In recent years, endoscopes have been widely used in medical as well as industrial applications. For medical applications, a capsule endoscope has been proposed which greatly reduces the pain associated with obtaining images of internal body parts. Instead of the endoscope including an optical probe having an insertion part, the endoscope is miniaturized and contained within a capsule that is swallowed by a patient. The capsule then radio transmits images as it passes through the body to a receiver located outside the body. One example of such a capsule endoscope is Japanese Laid-Open Patent Application 2001-91860.

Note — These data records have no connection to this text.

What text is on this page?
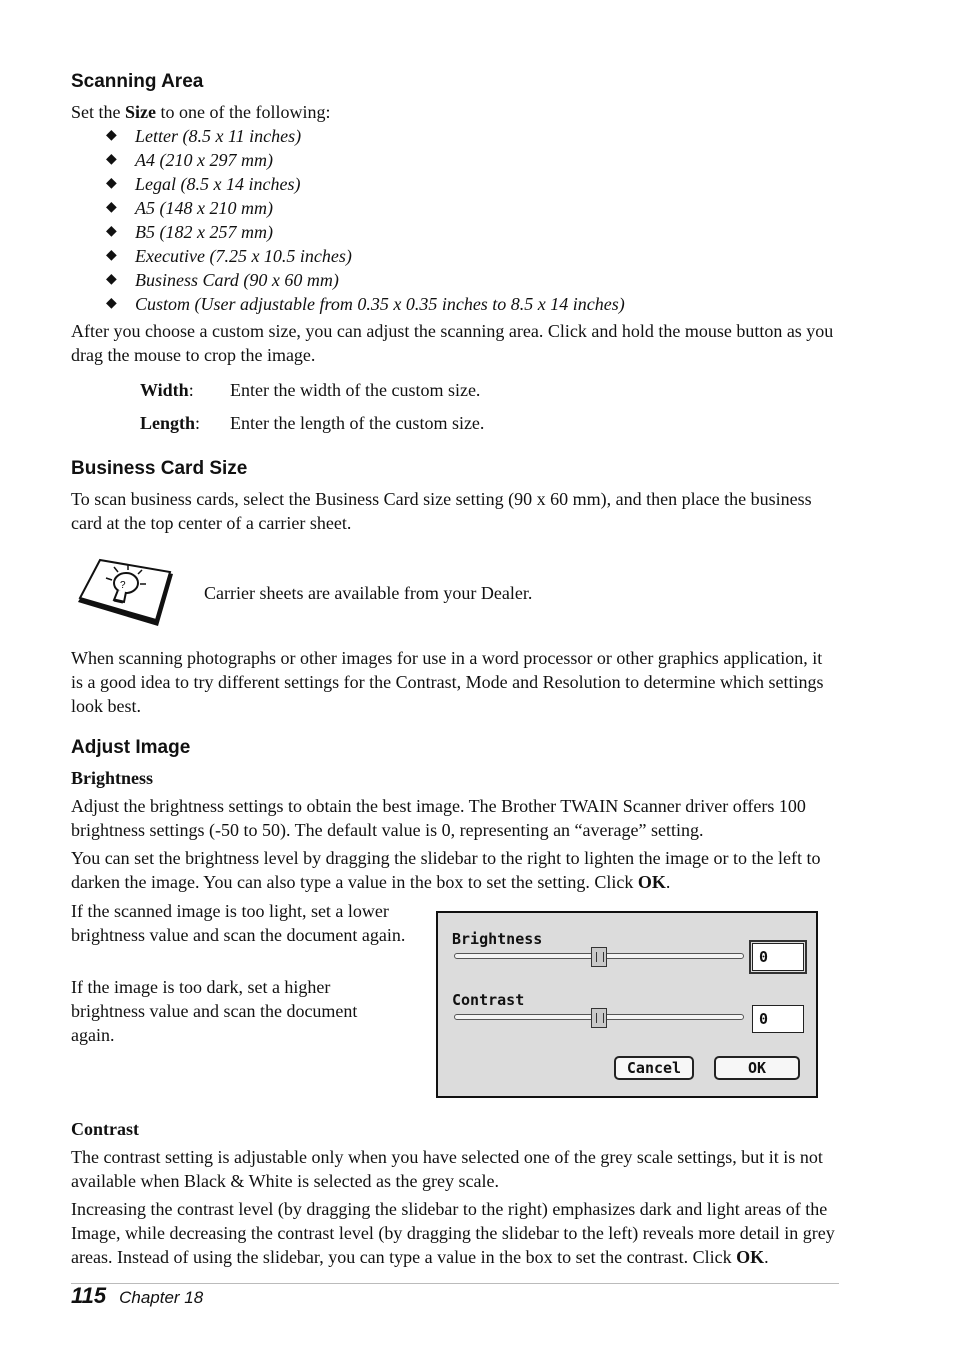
Scanning Area

Set the Size to one of the following:

◆ Letter (8.5 x 11 inches)
◆ A4 (210 x 297 mm)
◆ Legal (8.5 x 14 inches)
◆ A5 (148 x 210 mm)
◆ B5 (182 x 257 mm)
◆ Executive (7.25 x 10.5 inches)
◆ Business Card (90 x 60 mm)
◆ Custom (User adjustable from 0.35 x 0.35 inches to 8.5 x 14 inches)

After you choose a custom size, you can adjust the scanning area. Click and hold the mouse button as you drag the mouse to crop the image.

Width: Enter the width of the custom size.

Length: Enter the length of the custom size.

Business Card Size

To scan business cards, select the Business Card size setting (90 x 60 mm), and then place the business card at the top center of a carrier sheet.

?	Carrier sheets are available from your Dealer.

When scanning photographs or other images for use in a word processor or other graphics application, it is a good idea to try different settings for the Contrast, Mode and Resolution to determine which settings look best.

Adjust Image
Brightness

Adjust the brightness settings to obtain the best image. The Brother TWAIN Scanner driver offers 100 brightness settings (-50 to 50). The default value is 0, representing an “average” setting.

You can set the brightness level by dragging the slidebar to the right to lighten the image or to the left to darken the image. You can also type a value in the box to set the setting. Click OK.

If the scanned image is too light, set a lower brightness value and scan the document again.

If the image is too dark, set a higher brightness value and scan the document again.

Brightness
0
Contrast
0
Cancel	OK
Contrast

The contrast setting is adjustable only when you have selected one of the grey scale settings, but it is not available when Black & White is selected as the grey scale.

Increasing the contrast level (by dragging the slidebar to the right) emphasizes dark and light areas of the Image, while decreasing the contrast level (by dragging the slidebar to the left) reveals more detail in grey areas. Instead of using the slidebar, you can type a value in the box to set the contrast. Click OK.

115 Chapter 18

In this conventional example, an objective lens and an illumination means formed of light emitting elements which are symmetrically located on opposite sides of the objective lens, are incorporated inside a roughly hemispherical transparent dome. An object is illuminated by the light emitting elements, and reflected light is then imaged onto an image sensor using an objective optical system. Further, the objective lens is fixed relative to the interior of the roughly hemispherical transparent dome as follows. After a barrel for the objective lens is moved with respect to the exposed image sensor so that focusing adjustment is performed, the objective lens is fixed to the lens holding cylinder of the barrel with a fixing screw. Consequently, dust or shaved particles of the lens frame that may be generated upon focusing, may cling to the front surface of the image sensor. Therefore, there has been an instance in which this has prevented a proper image from being obtained. Also, it is possible that such dust or shaved particles may damage the image sensor. Furthermore, where a transparent cover for the purpose of protecting the image sensor has been installed, there has been an instance where dust clings to a surface of the transparent cover and causes a portion of the image to be obscured.
In addition, in the above-mentioned design, the image sensor and the objective lens are positioned via multiple members. Due to the manufacturing and assembly tolerance of each member being finite, this increases the likelihood that an optical parameter of importance, such as angle of view or depth of field, will be incorrect due to the integration of tolerances of many components.